Colômbia cospe o Foro de SP e elege conservador Abelardo de La Espriella
A eleição presidencial colombiana deste domingo (21) produziu um resultado sísmico que ultrapassa as fronteiras do país e repercute com força em toda a América Latina. A vitória histórica do conservador Abelardo de La Espriella sobre o esquerdista Iván Cepeda representa muito mais do que uma simples alternância de poder: simboliza a libertação de uma das nações mais relevantes do cenário político regional das garras do socialismo do século XXI.

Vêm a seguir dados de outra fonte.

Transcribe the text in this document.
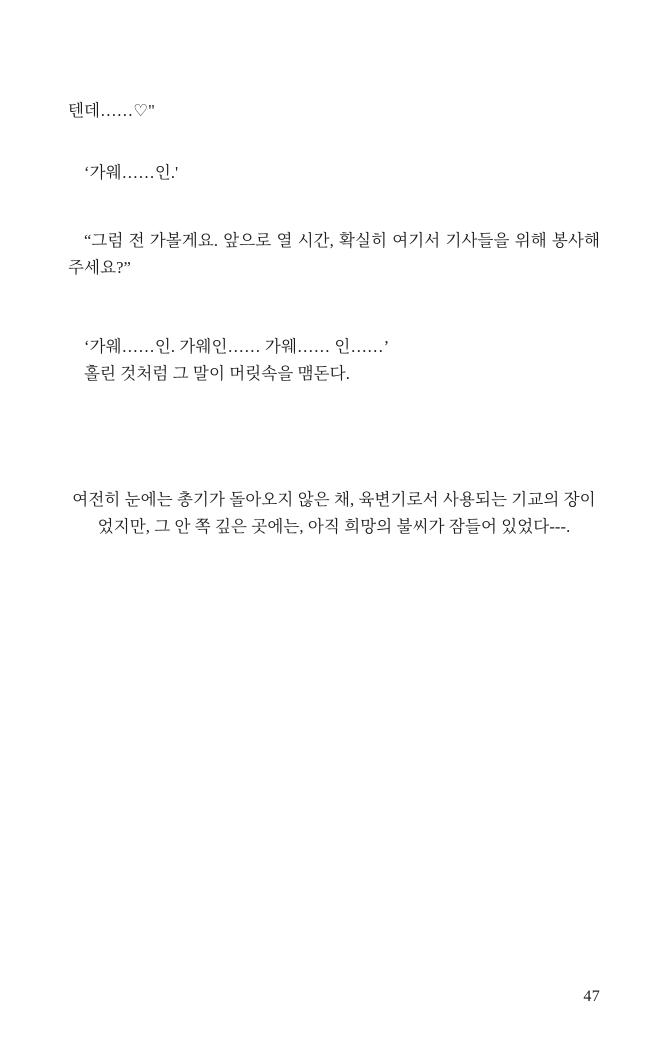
텐데……♡"

‘가웨……인.'

“그럼 전 가볼게요. 앞으로 열 시간, 확실히 여기서 기사들을 위해 봉사해주세요?”

‘가웨……인. 가웨인…… 가웨…… 인……’

홀린 것처럼 그 말이 머릿속을 맴돈다.

여전히 눈에는 총기가 돌아오지 않은 채, 육변기로서 사용되는 기교의 장이었지만, 그 안 쪽 깊은 곳에는, 아직 희망의 불씨가 잠들어 있었다---.

47
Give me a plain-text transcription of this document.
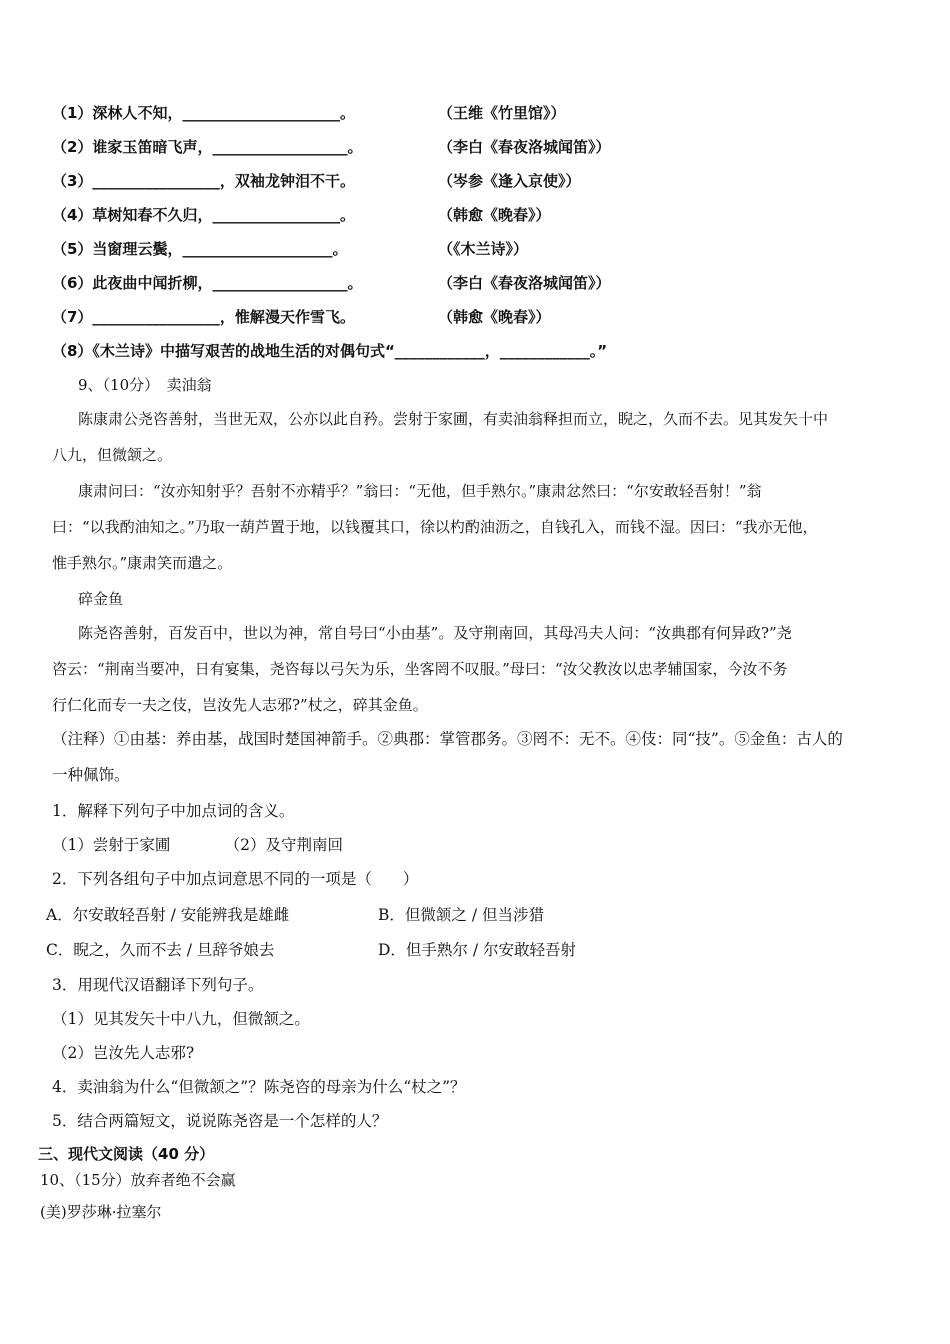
（1）深林人不知，_____________________。	（王维《竹里馆》）
（2）谁家玉笛暗飞声，__________________。	（李白《春夜洛城闻笛》）
（3）_________________，双袖龙钟泪不干。	（岑参《逢入京使》）
（4）草树知春不久归，_________________。	（韩愈《晚春》）
（5）当窗理云鬓，____________________。	（《木兰诗》）
（6）此夜曲中闻折柳，__________________。	（李白《春夜洛城闻笛》）
（7）_________________，惟解漫天作雪飞。	（韩愈《晚春》）
（8）《木兰诗》中描写艰苦的战地生活的对偶句式“____________，____________。”
9、（10分）　卖油翁
陈康肃公尧咨善射，当世无双，公亦以此自矜。尝射于家圃，有卖油翁释担而立，睨之，久而不去。见其发矢十中
八九，但微颔之。
康肃问曰：“汝亦知射乎？吾射不亦精乎？”翁曰：“无他，但手熟尔。”康肃忿然曰：“尔安敢轻吾射！”翁
曰：“以我酌油知之。”乃取一葫芦置于地，以钱覆其口，徐以杓酌油沥之，自钱孔入，而钱不湿。因曰：“我亦无他，
惟手熟尔。”康肃笑而遣之。
碎金鱼
陈尧咨善射，百发百中，世以为神，常自号曰“小由基”。及守荆南回，其母冯夫人问：“汝典郡有何异政?”尧
咨云：“荆南当要冲，日有宴集，尧咨每以弓矢为乐，坐客罔不叹服。”母曰：“汝父教汝以忠孝辅国家，今汝不务
行仁化而专一夫之伎，岂汝先人志邪?”杖之，碎其金鱼。
（注释）①由基：养由基，战国时楚国神箭手。②典郡：掌管郡务。③罔不：无不。④伎：同“技”。⑤金鱼：古人的
一种佩饰。
1．解释下列句子中加点词的含义。
（1）尝射于家圃　　　　（2）及守荆南回
2．下列各组句子中加点词意思不同的一项是（　　）
A．尔安敢轻吾射 / 安能辨我是雄雌	B．但微颔之 / 但当涉猎
C．睨之，久而不去 / 旦辞爷娘去	D．但手熟尔 / 尔安敢轻吾射
3．用现代汉语翻译下列句子。
（1）见其发矢十中八九，但微颔之。
（2）岂汝先人志邪?
4．卖油翁为什么“但微颔之”？陈尧咨的母亲为什么“杖之”？
5．结合两篇短文，说说陈尧咨是一个怎样的人？
三、现代文阅读（40 分）
10、（15分）放弃者绝不会赢
(美)罗莎琳·拉塞尔
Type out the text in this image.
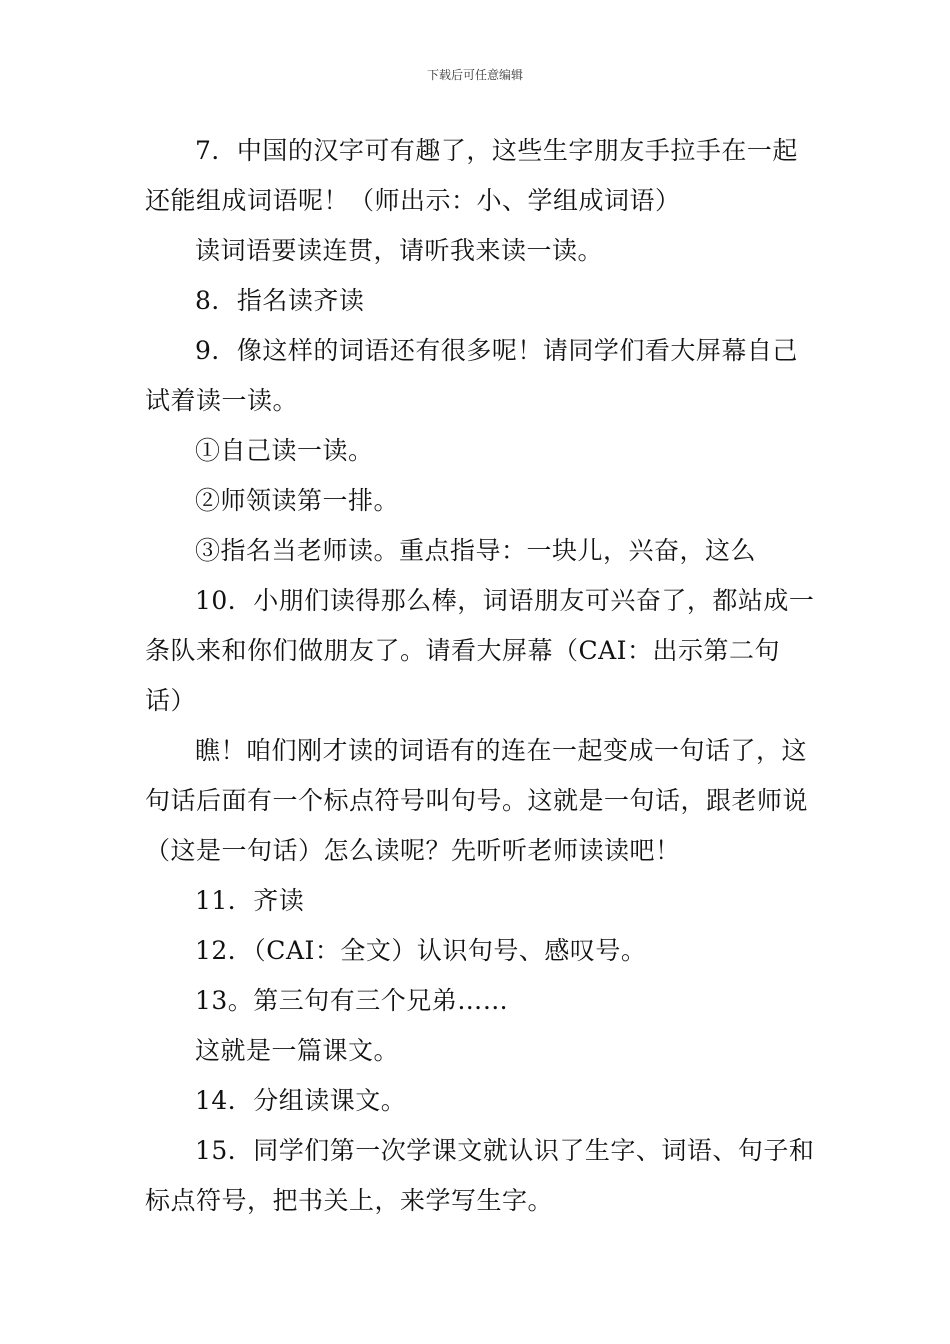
下载后可任意编辑

7．中国的汉字可有趣了，这些生字朋友手拉手在一起还能组成词语呢！（师出示：小、学组成词语）

读词语要读连贯，请听我来读一读。

8．指名读齐读

9．像这样的词语还有很多呢！请同学们看大屏幕自己试着读一读。

①自己读一读。

②师领读第一排。

③指名当老师读。重点指导：一块儿，兴奋，这么

10．小朋们读得那么棒，词语朋友可兴奋了，都站成一条队来和你们做朋友了。请看大屏幕（CAI：出示第二句话）

瞧！咱们刚才读的词语有的连在一起变成一句话了，这句话后面有一个标点符号叫句号。这就是一句话，跟老师说（这是一句话）怎么读呢？先听听老师读读吧！

11．齐读

12．（CAI：全文）认识句号、感叹号。

13。第三句有三个兄弟……

这就是一篇课文。

14．分组读课文。

15．同学们第一次学课文就认识了生字、词语、句子和标点符号，把书关上，来学写生字。
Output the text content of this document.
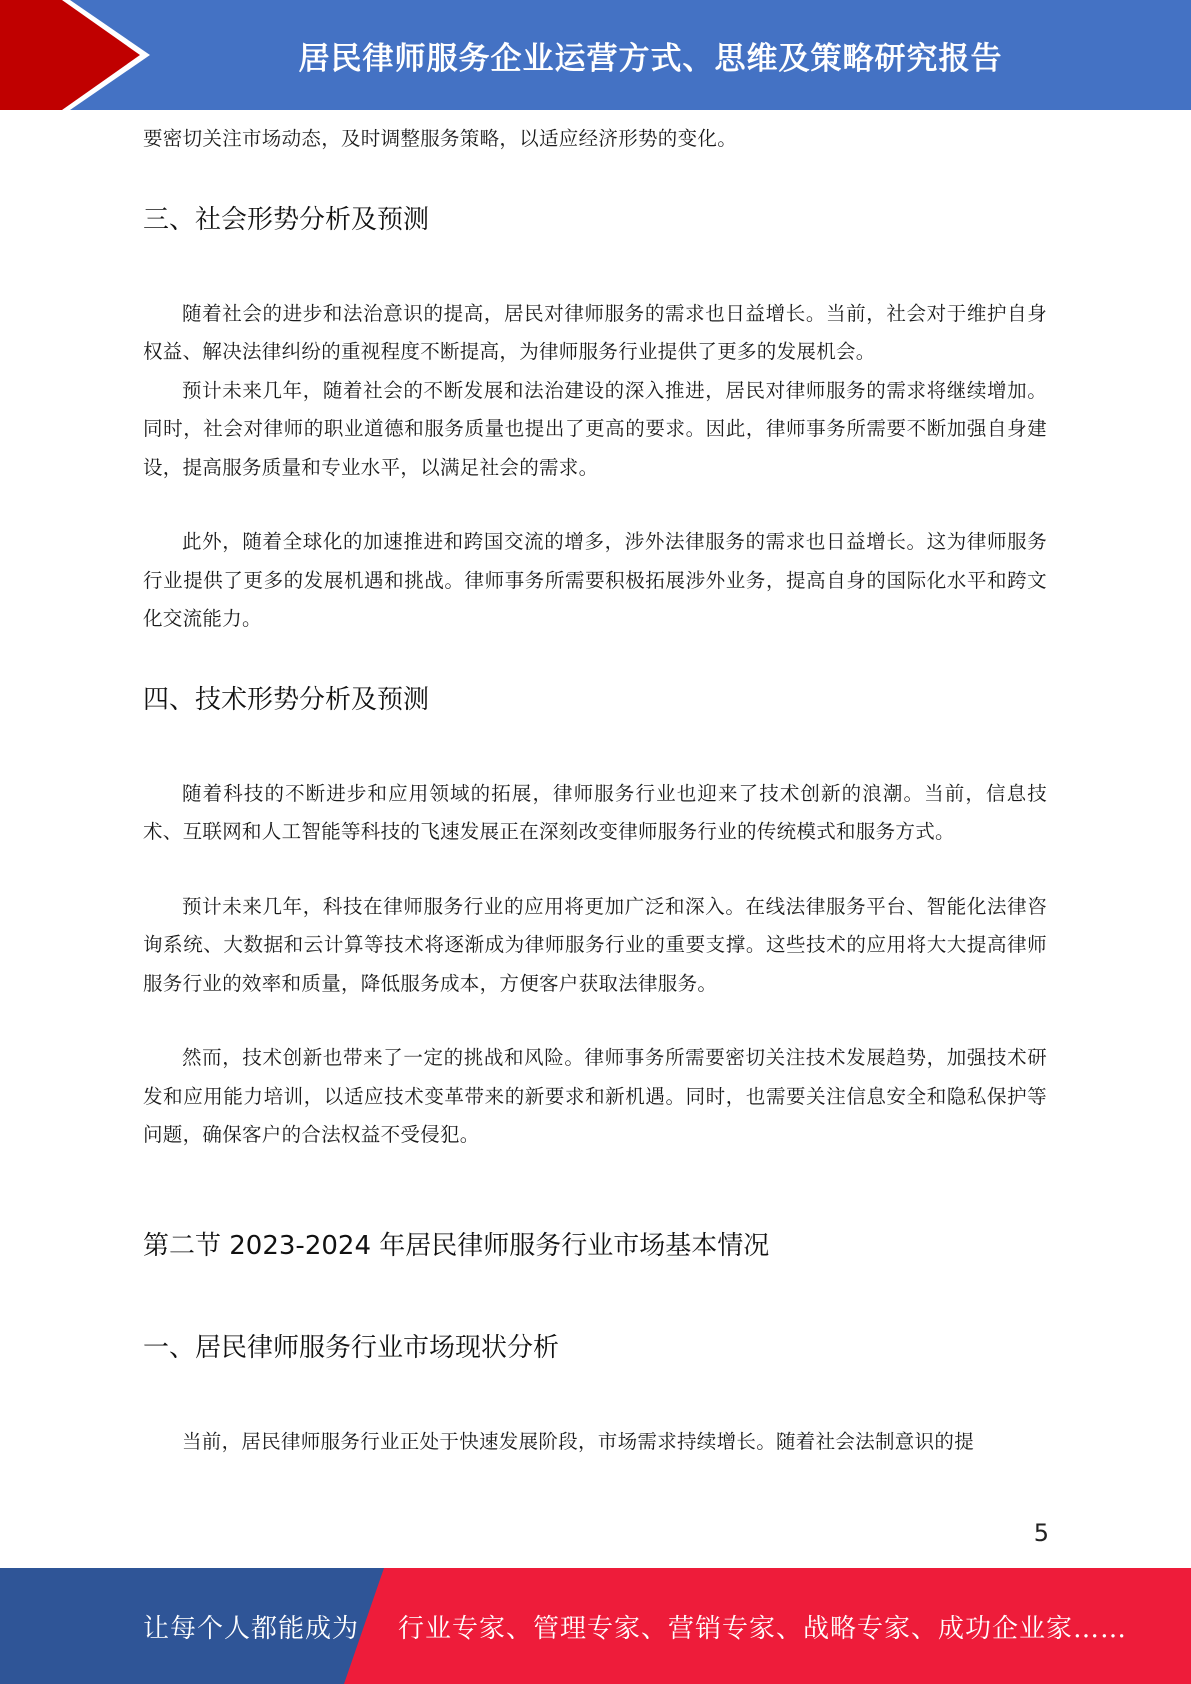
居民律师服务企业运营方式、思维及策略研究报告

要密切关注市场动态，及时调整服务策略，以适应经济形势的变化。

三、社会形势分析及预测

随着社会的进步和法治意识的提高，居民对律师服务的需求也日益增长。当前，社会对于维护自身权益、解决法律纠纷的重视程度不断提高，为律师服务行业提供了更多的发展机会。

预计未来几年，随着社会的不断发展和法治建设的深入推进，居民对律师服务的需求将继续增加。同时，社会对律师的职业道德和服务质量也提出了更高的要求。因此，律师事务所需要不断加强自身建设，提高服务质量和专业水平，以满足社会的需求。

此外，随着全球化的加速推进和跨国交流的增多，涉外法律服务的需求也日益增长。这为律师服务行业提供了更多的发展机遇和挑战。律师事务所需要积极拓展涉外业务，提高自身的国际化水平和跨文化交流能力。

四、技术形势分析及预测

随着科技的不断进步和应用领域的拓展，律师服务行业也迎来了技术创新的浪潮。当前，信息技术、互联网和人工智能等科技的飞速发展正在深刻改变律师服务行业的传统模式和服务方式。

预计未来几年，科技在律师服务行业的应用将更加广泛和深入。在线法律服务平台、智能化法律咨询系统、大数据和云计算等技术将逐渐成为律师服务行业的重要支撑。这些技术的应用将大大提高律师服务行业的效率和质量，降低服务成本，方便客户获取法律服务。

然而，技术创新也带来了一定的挑战和风险。律师事务所需要密切关注技术发展趋势，加强技术研发和应用能力培训，以适应技术变革带来的新要求和新机遇。同时，也需要关注信息安全和隐私保护等问题，确保客户的合法权益不受侵犯。

第二节 2023-2024 年居民律师服务行业市场基本情况
一、居民律师服务行业市场现状分析

当前，居民律师服务行业正处于快速发展阶段，市场需求持续增长。随着社会法制意识的提

5
让每个人都能成为 行业专家、管理专家、营销专家、战略专家、成功企业家……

O resultado das urnas impôs uma derrota humilhante ao atual presidente, o ex-guerrilheiro Gustavo Petro. Incapaz de aceitar a vontade soberana do povo colombiano, Petro reagiu com um verdadeiro “chilique” de derrotado, tentando lançar sombras sobre a legitimidade do processo eleitoral.
Em publicações desesperadas nas redes sociais, Petro apontou supostas irregularidades envolvendo formulários eleitorais, alegou vulnerabilidades em sistemas de apuração e chegou a sugerir possíveis alterações em servidores da Registraduria Nacional. Em um ato final de desespero, cobrou a atuação da Polícia Nacional e das autoridades responsáveis pelo escrutínio.
Contudo, para analistas políticos, a narrativa de Petro não passa de uma tática eleitoreira barata e previsível para tentar melar o jogo. O único fato politicamente relevante e incontestável é que a Colômbia — historicamente um dos países mais influentes dentro do nefasto Foro de São Paulo — decidiu seguir um caminho diametralmente oposto àquele defendido pela esquerda fracassada.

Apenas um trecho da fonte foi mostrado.